For current communications satellites, launch costs, even to GEO, are a
small fraction of total expenses, and time is money. The numbers you
have posted suggest for SPS getting to GEO vs just launching to LEO
would constitute about 90% of total costs; if it took more time but
saved much of that cost, it would clearly be worth it on a business
basis that is not there for commsats.
Comm sats also do not have anywhere near the huge solar power to mass
ratio we'd hope for from an SPS component, so the relative electric
thrust available would be much less, and the transit would take much
longer for a typical communications satellite than for an SPS.
The fact that you can only thrust for 50% of the time in LEO doesn't
seem a huge disadvantage - the more serious one would be whether SPS
components would need sufficient additional mass to withstand the
temperature variations that launch to GTO saves costs overall.
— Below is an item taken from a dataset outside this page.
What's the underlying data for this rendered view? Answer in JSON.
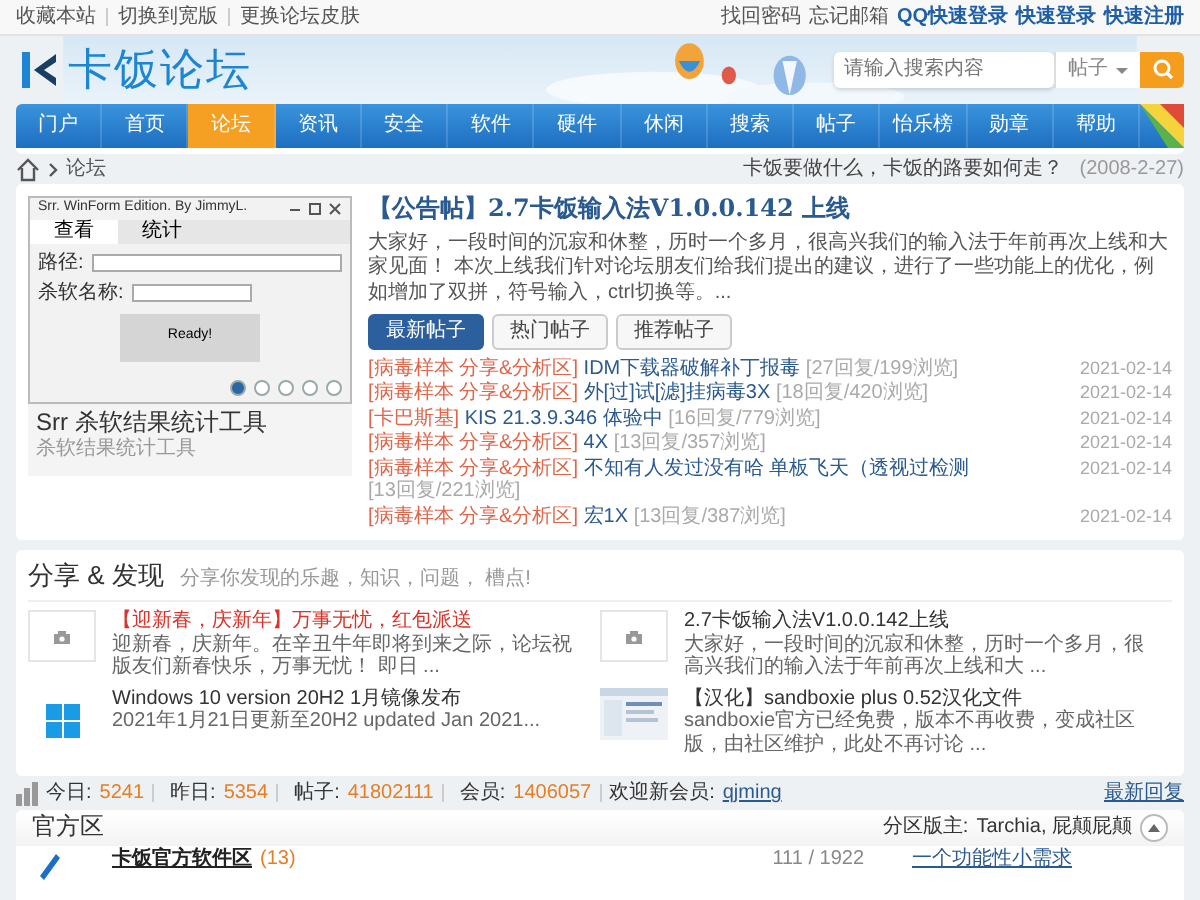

I don't think a reusable tug makes any sense for SPS construction; the
components should be self-propelled with a small engine and propellant
store, once in orbit.
The cost differential between LEO and GEO with chemical propulsion may
also drop if on-orbit propellant is available, as has been proposed
elsewhere. It could come from the Moon or from ultra-cheap Earth rocket
launches (big dumb boosters that are just putting up rocket fuel, so we
don't care if they blow up 20% of the time). The primary reason it is
usually estimated that getting to GEO costs 5 times as much per kg is
the mass of the fuel required for the orbit change; having that up there
cheaply already would eliminate that problem.
I don't particularly care what technology is used - I'm just looking at
the physics end of it to understand what's possible, and it seems
Zubrin's and your estimates are ignoring some pretty obvious ways to
save money by taking advantage of the physics available. Remember, if we
actually do this on a reasonable scale, we're talking about hundreds of
GW-scale satellites that will each have masses of hundreds to thousands
of tons, total expenses will be at least in the hundreds of billions of
dollars, so such a system could afford to do all sorts of custom things
that might not work on a smaller scale. Whatever's been done up to now
for communications satellites, ISS, etc. is not terribly relevant on
that scale.
Arthur
solarpowersatelliteplace@yahoogroups.com wrote:
> [...]
>
>
>
> I'm not sure who you're talking about. It is obvious that if you
> compare
> the performance of a booster to LEO with the same model to GTO or, if
> applicable to GEO, realise that the missions cost about the
> same...satellite
> customers today are "wasting" that much of their investment. I can
> get you
> some fairly reliable numbers for ASTRA 1KR, which launched in April.